5 Comments on “Brain pets: Rebecca Skloot/Service Animal division”


  1. Yet again, another superb and eloquent analysis. I was thinking along the same lines especially when reading about the gentleman with the parrot. People with psychosis need any modality they can get – the biochemical issues are so severe that even medication *and* therapy are often not enough. In my book, whatever works.

    Looking forward to seeing you this weekend!

  2. Spiv Says:

    I think “constant maintenance” is a key ingredient that needs to be understood by those looking to adjust this law. Having spent a great deal of volunteer time at a youth-care facility, it’s plainly obvious to me that many illnesses require constant support, which could be extremely expensive to an individual. If a trained “pet” can assist, then it would be absurd to deny the status of said animal as an aid. The very definition of mental illness includes maladaptivity: the condition makes difficult, or impossible, actions and events that allow a person to lead a normal life.

    Given that? It’s a very small step to understand why an animal which helps an individual control their agoraphobia is as important as wheelchair access. If it’s not available, a person is going to have a difficult, if not impossible time accessing certain places. Courthouses and education facilities come to mind.

    The issue, however, is that I’ve discovered that many of “strong religious faith” simply do not believe that mental illness is real. A person suffering from clinical depression is just very sad and needs to snap out of it, bipolar people need to get a hold of themselves, and schizophrenics, well they’ve never even seen an intense schizophrenic person. If they did they would probably assume they were possessed. For some reason this always seems to stem from conversations about the nature (or nurture?) of homosexuality. In short, I think this is petty potshots being taken at a science that certain groups within the religious community feels is incompatible with their doctrine. Unfortunately they aren’t damaging the science, they’re hurting real people who have enough to deal with as is.

    I’ve always wondered how these people can seem to understand Alzheimer’s is a very real mental/physical condition. Where do they draw that line? Why?


  3. I understand why Zsa Zsas want to cheat so they can take teacup Fifi into their chic boutique. But what is it about novelty that makes a certain segment of the population want to call the law? The Witch Trials will be always with us, I guess.

    Also, I’d like to note for the already voluminous record that, when faced with a choice between businesses whining about vague concerns of possible harm or even mere confusion and actual suffering human beings, the Bushists choose the side of the whining businesses. Every single time.
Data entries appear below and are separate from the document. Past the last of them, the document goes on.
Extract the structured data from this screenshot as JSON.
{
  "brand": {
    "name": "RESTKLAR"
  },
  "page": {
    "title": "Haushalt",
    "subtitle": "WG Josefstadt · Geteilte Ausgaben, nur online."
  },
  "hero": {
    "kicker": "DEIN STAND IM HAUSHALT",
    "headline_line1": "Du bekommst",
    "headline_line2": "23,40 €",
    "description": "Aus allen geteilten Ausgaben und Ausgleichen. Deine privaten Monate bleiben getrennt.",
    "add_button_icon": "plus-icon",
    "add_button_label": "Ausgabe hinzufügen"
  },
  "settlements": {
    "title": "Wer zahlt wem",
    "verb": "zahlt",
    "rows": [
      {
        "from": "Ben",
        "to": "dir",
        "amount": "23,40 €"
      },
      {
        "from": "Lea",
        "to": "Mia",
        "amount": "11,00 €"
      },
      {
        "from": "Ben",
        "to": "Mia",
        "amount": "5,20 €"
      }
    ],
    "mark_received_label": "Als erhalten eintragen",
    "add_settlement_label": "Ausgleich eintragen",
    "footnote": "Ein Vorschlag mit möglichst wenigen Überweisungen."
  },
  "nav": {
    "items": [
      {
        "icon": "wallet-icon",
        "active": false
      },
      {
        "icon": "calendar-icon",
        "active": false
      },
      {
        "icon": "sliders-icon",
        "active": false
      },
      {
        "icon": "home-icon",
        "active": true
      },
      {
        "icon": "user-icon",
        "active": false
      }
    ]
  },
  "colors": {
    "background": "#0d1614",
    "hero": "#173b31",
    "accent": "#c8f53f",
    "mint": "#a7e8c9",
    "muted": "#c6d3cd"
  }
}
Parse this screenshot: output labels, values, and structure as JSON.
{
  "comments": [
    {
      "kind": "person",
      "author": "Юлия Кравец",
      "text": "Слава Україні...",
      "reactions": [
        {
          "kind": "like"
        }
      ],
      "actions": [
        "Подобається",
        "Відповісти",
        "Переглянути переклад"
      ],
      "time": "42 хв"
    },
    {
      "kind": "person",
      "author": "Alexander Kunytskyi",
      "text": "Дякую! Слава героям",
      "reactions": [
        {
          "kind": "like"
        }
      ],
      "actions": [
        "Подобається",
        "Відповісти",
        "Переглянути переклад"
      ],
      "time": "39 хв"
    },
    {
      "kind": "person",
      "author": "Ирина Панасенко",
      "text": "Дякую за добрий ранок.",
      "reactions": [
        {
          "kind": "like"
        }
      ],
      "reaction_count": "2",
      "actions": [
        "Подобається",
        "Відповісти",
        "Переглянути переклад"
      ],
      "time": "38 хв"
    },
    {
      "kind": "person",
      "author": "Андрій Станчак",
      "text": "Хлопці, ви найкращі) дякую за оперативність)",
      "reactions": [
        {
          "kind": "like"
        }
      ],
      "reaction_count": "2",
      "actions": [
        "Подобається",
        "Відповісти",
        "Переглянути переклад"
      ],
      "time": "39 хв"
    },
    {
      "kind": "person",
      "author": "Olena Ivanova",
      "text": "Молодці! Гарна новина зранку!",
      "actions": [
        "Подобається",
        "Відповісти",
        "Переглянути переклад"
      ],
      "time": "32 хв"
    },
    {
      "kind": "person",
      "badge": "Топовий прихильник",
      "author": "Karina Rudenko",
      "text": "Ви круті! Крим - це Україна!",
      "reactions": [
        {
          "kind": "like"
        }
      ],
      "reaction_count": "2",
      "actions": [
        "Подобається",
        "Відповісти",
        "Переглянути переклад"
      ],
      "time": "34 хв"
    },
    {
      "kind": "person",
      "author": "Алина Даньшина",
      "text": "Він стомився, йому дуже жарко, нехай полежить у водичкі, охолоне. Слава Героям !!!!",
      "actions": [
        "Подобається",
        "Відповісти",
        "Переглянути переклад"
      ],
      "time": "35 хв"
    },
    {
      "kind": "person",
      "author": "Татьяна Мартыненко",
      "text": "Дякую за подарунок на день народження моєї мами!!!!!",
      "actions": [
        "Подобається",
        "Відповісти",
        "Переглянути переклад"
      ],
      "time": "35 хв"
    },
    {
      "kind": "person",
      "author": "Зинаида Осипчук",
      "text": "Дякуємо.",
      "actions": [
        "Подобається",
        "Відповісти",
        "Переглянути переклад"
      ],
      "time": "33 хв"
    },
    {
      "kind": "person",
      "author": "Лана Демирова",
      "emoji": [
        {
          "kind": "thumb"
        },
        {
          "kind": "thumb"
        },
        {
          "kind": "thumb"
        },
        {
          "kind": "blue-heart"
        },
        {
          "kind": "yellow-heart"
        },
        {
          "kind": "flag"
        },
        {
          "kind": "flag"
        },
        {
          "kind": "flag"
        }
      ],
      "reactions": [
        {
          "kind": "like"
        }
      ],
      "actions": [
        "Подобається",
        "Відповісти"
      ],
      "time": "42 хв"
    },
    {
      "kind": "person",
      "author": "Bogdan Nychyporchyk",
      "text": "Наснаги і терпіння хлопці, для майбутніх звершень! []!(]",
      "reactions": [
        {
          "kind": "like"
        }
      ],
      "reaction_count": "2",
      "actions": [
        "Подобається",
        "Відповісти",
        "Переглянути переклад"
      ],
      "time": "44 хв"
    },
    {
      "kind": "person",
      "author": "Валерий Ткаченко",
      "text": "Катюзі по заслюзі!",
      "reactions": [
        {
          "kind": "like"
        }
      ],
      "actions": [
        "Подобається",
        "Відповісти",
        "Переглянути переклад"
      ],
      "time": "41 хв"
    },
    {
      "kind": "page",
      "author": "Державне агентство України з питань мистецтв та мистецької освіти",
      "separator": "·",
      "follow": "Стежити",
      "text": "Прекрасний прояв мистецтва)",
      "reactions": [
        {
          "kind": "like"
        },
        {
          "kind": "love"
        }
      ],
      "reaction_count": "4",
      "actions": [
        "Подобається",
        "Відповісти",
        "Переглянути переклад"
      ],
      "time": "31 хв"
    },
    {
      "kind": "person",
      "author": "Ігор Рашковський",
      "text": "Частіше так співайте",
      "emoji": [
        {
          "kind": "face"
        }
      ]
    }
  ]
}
  4. Proposed legislation would restrict service animals to domestic animals which if not well defined could lead to more problems

  5. Skyler Says:

    While I can understand the desire for certain animals to help with treating certain conditions, I can’t help but escape the public health and safty concerns such animals may raise. A parrot will not wait to deficate, creating a potential health issue anywhere someone would bring one. I know personally I would not like eating dinner with my family while a bird pooped in the open at a restaraunt. And what about walking through your local discount store dodging horse fecal matter as you shopped. Lets not think about the additional resources all stores in a given area would have to use to maintain or pick up after certain animals, because really I don’t think cost should be a factor. That being said, don’t be surprised if prices in stores happen to hike as they make way for new employees to handle “issues” as they arise. While I don’t like to think that any one person is more important than the other, one has to wonder at what point is it not okay to make the majority suffer to “aid” the minority?